We arrived on the Isle of Lewis around 6 a.m., precisely on
schedule, and tied up at the dock so that passengers could walk off the ship.
That we did with voyagers organized into six groups. We piled into three buses
in the morning, the same three in the afternoon, and everyone got a chance to
ride the island in a circle with no stress, no bother. Clockwork.

This was our Adventure Canada voyage around Scotland last June.

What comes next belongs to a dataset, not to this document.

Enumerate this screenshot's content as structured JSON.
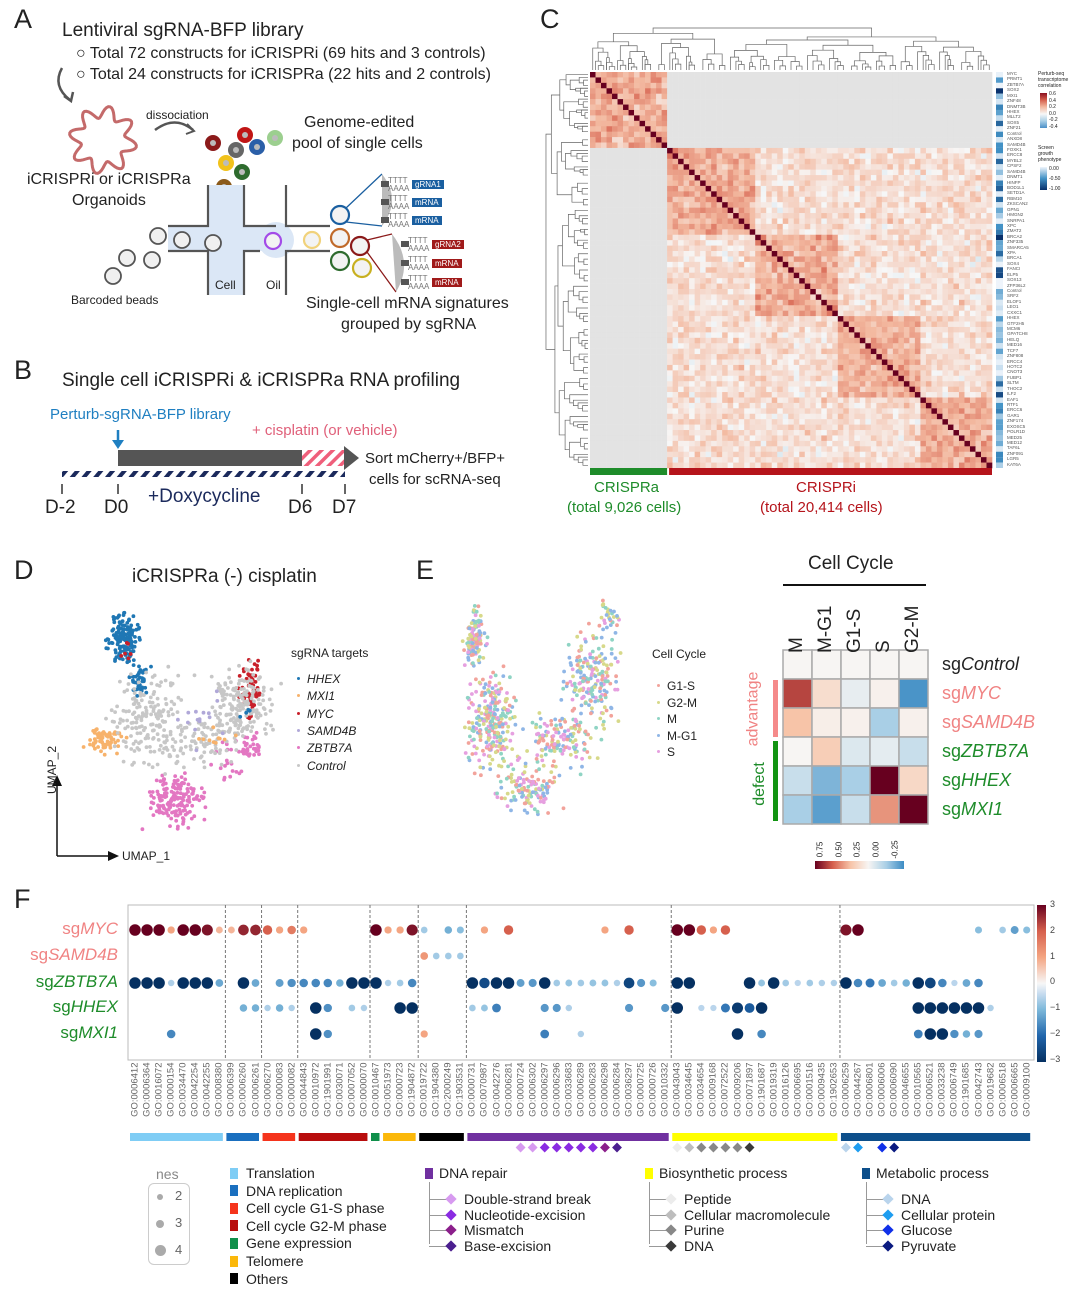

On our bus we had a wonderful guide named Doro,
short for Dorothea, who had an answer for every question, no matter how arcane.
The Dun Carlaway Broch dates from around the final century B.C., making it one
of the last to be built. It remained in use, probably as both castle and vertical
farmhouse, until the Vikings arrived in the early 800s. My favorite story
about the broch derives from the 16th century, when the Morrisons of
Ness took refuge here after getting caught raiding cattle from the local MacAulays.
The Morrisons blocked the broch entrance, which was designed for that purpose,
but Donald Cam MacAulay scrambled up the outer wall, threw down burning heather,
and forced the would-be thieves to stumble out to meet their fate.

The Callanish Stones are the largest assemblage
of such mystery objects in all Europe. Dating back 5200 years, they are not
only older than those at Stonehenge but are arranged in the shape of a Celtic
Cross and are also readily accessible. No cars roar past on nearby highways.
And if you have no fear of being shunted off backwards in time, Outlander-style,
you can reach out surreptitiously and touch them.

Even so, on Lewis, I got the biggest kick out of visiting the nine houses at the Gearrannan Blackhouse
Village, which hark back to the 17th century. Here we see how the vast
majority of Highlanders lived for centuries. The village highlight is the
working blackhouse, which has been reconstructed to the year 1955, when
inhabitants adapted and incorporated many of the features of the more modern
“white houses” that arose after the end of the Second World War. A local guide
named Mary, who was born and raised in this village, provided an evocative
depiction of life during this period of transformation.

Before leaving Lewis, passengers got to visit Stornoway.
Home to more than 7,000 people, it is by far the largest settlement in the Hebrides,
and offers a range of shops, services and amenities. Many passengers visited Lews
Castle and enjoyed its wooded walks and museum experience, which included
multi-media atmospherics and a collection of several of the original Lewis
Chessman. A bookstore on Cromwell Street enjoyed a run on Lewis-related books
by mystery writer Peter May . . .  and on facsimile chessmen.